Generally speaking, most sales funnels follow a progression like this, but be sure to follow your firm’s sales funnel that you prepared in Step 3 so that it’s customized to your client’s unique experience with you.

  • Certain content will be used for awareness or first impression. This is the content that someone might be looking for that provides them a first introduction to your brand and starts building trust.
  • Other content maps to consideration or deeper understanding of what you do. This is the content that moves your ideal client from just a general awareness of your brand to closer engagement where they may download a unique offer in exchange for their contact information so that you can continue to follow-up with them directly.
  • Then you’ll have content specifically for decision-making. This is the content that helps them make a purchasing decision. Maybe it’s a special they can’t resist.
  • And finally you’ll have content that’s geared towards deepening your relationship on an ongoing basis. This is the content that continues to add value to your audience long after they become a client.

Step 9: Organize Your Editorial Calendar

By this step, you are so organized and ready to go it’s ridiculous! Wow! All that’s left is to organize all your content into an editorial calendar so that you keep yourself accountable and consistent. Your editorial calendar will organize content due dates, roles, formats, audience, sales funnel stage, distribution channel, publish dates, content-specific goals and maybe even your target keywords.
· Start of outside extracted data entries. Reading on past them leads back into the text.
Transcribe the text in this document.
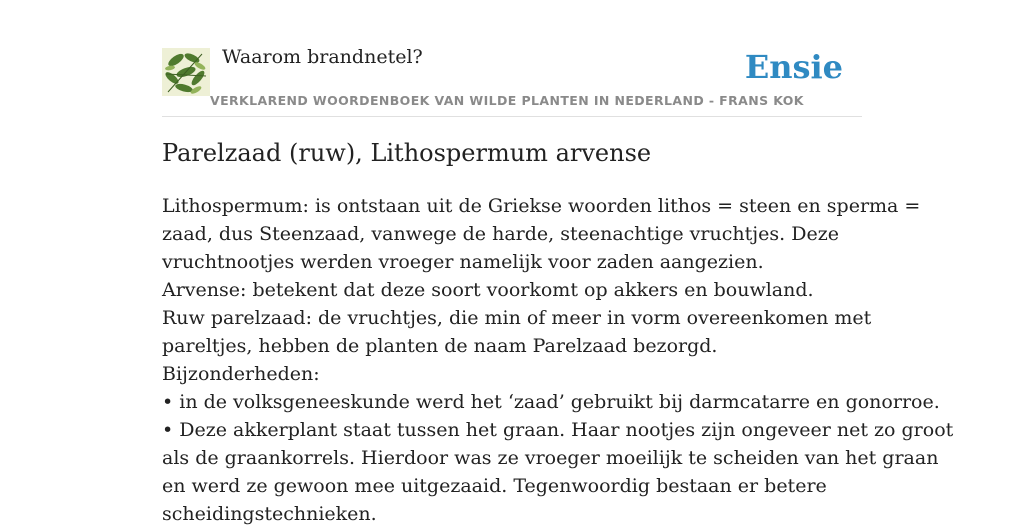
Waarom brandnetel?
VERKLAREND WOORDENBOEK VAN WILDE PLANTEN IN NEDERLAND - FRANS KOK
Ensie
Parelzaad (ruw), Lithospermum arvense
Lithospermum: is ontstaan uit de Griekse woorden lithos = steen en sperma =
zaad, dus Steenzaad, vanwege de harde, steenachtige vruchtjes. Deze
vruchtnootjes werden vroeger namelijk voor zaden aangezien.
Arvense: betekent dat deze soort voorkomt op akkers en bouwland.
Ruw parelzaad: de vruchtjes, die min of meer in vorm overeenkomen met
pareltjes, hebben de planten de naam Parelzaad bezorgd.
Bijzonderheden:
• in de volksgeneeskunde werd het ‘zaad’ gebruikt bij darmcatarre en gonorroe.
• Deze akkerplant staat tussen het graan. Haar nootjes zijn ongeveer net zo groot
als de graankorrels. Hierdoor was ze vroeger moeilijk te scheiden van het graan
en werd ze gewoon mee uitgezaaid. Tegenwoordig bestaan er betere
scheidingstechnieken.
There are some great editorial calendar templates out there and many marketing automation tools have more advanced tools you can use. The free and easy way is to create an Excel spreadsheet with a column for each of the items I list above. To get even more organized and automated so that you can more efficiently plan, publish and distribute your content – I highly recommend CoSchedule, an all in one content marketing scheduler.

Step 10: Create

You’re ready now. Create with confidence that your content will connect, engage and perform. And one more word of advice: create content as if you were creating for an audience of one (good thing you have those buyer personas!). When you have someone very specific in mind, you tend to create content that is more personal, more valuable and allows you to connect deeply. Remember to be yourself. As a professional service provider, one of the ways you differentiate your content from others in your industry isn’t necessarily by the topics you address, but HOW you address them and the unique personality you unleash to deliver value.


And that, my friends, is how to plan your content. Good luck and you know where to find me if you have any questions or need help along the way!